No Need to Cry Over Onions

05/07/2012 10:50 am ET | Updated Jul 07, 2012

Many onion varieties seem interchangeable -- considering most recipes call for something less-than-specific, like "one onion, chopped." That universal treatment of onions probably holds true most of the time, but you can make a dish sing that much more by using the right onion for the job. Here is our short, handy guide to onions.

Remember to store dry onions in a dry spot like a countertop or basket. Fresh onions, like leeks and scallions, should go in the fridge. Most people don't know that dry onions freeze nicely. Feel free to chop them up, bag them, and stuff them in the freezer.

Guide to Onions

Yellow onion: Pungent, common, flexible. Not sure that's how any one of us would want to be described, but yellow onions (brown onions in Britain) are the utility player of the onion family. These sauté up nicely and can handle caramelization beautifully. They're also readily available.

White onion: White flesh and a strong taste make them standouts in Mexican recipes. They can also be sautéed to a deep brown color. It might be an old wives' tale, but some sources say these stay a bit crisper, even when cooked.

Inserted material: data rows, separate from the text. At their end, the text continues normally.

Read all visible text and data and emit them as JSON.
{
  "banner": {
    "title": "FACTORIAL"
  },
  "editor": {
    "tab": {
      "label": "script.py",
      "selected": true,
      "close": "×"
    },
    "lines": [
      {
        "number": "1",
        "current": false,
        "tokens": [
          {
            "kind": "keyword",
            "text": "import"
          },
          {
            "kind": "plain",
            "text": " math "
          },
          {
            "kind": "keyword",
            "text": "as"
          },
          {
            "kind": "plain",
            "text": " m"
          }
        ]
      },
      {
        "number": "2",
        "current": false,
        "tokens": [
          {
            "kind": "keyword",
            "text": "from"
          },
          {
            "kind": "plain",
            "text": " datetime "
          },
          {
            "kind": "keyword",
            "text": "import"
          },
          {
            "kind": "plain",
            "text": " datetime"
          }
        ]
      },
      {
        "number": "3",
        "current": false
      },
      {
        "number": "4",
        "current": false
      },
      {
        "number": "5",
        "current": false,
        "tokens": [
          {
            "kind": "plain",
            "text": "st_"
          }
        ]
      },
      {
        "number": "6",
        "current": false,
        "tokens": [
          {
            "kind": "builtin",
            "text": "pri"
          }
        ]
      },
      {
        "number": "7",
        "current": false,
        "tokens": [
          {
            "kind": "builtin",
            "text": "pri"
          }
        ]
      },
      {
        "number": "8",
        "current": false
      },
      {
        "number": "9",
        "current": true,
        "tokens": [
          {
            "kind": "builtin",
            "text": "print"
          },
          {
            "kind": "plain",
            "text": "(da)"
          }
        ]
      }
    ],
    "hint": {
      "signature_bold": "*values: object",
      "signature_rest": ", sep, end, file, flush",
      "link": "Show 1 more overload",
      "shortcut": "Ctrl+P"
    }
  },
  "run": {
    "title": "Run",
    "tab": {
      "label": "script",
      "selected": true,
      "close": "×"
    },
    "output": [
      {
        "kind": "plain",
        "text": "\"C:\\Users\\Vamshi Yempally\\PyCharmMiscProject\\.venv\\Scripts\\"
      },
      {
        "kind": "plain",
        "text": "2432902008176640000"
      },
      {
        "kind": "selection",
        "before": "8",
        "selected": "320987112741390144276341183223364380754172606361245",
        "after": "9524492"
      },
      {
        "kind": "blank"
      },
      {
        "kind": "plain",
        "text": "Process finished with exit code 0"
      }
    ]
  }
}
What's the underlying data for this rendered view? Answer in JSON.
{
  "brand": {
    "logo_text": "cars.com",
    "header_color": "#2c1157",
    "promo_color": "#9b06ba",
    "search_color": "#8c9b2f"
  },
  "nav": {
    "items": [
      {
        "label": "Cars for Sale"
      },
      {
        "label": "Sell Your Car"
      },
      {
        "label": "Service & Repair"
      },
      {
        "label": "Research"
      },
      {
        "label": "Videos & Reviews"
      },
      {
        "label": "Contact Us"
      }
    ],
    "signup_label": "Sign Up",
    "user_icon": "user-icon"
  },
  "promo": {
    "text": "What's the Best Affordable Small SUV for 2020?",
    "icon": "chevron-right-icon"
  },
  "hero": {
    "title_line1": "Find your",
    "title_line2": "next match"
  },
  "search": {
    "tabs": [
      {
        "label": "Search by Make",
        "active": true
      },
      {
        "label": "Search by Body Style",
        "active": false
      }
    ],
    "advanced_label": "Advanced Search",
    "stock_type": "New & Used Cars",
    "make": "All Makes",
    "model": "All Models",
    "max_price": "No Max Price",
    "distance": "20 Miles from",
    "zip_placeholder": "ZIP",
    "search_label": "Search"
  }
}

Maui onion: Amazingly sweet, juicy onions and, yes, grown in Maui, Hawaii. They have a high water content and are shaped like flattened globes. They make amazing onion rings and are great for when you really want to taste onion versus just flavor a dish. Maui onions might look like dry onions, but they should be handled more like a fresh onion (i.e., a leek or scallion).

Red onion Juicier, sweet and red-fleshed with a mild flavor -- sometimes called a Bermuda onion. These onions tend to be medium to large in size, and can stand up to being grilled or lightly cooked with other foods. They tend to become dull if you sweat them or sauté them heavily. They make an excellent marmalade.

Shallots: These grow in clusters and are purple in color. Much milder and more subtle flavoring. If a recipe calls for a shallot -- use it! It's not wise to substitute an onion there, although if you're in a pinch, you could substitute a green onion.

Spring onion: Varieties abound -- yellow, white or red -- but all varieties have a thin, light-colored skin that bruises easily. They are sweet and delicate which means they are best when used lightly, as in salads and gently cooked dishes.

Vidalia, Walla Walla, Spanish... the list keeps going. Remember to heat up onions under moderate flame, as they tend to become bitter at higher temps. Really, though, who among us doesn't?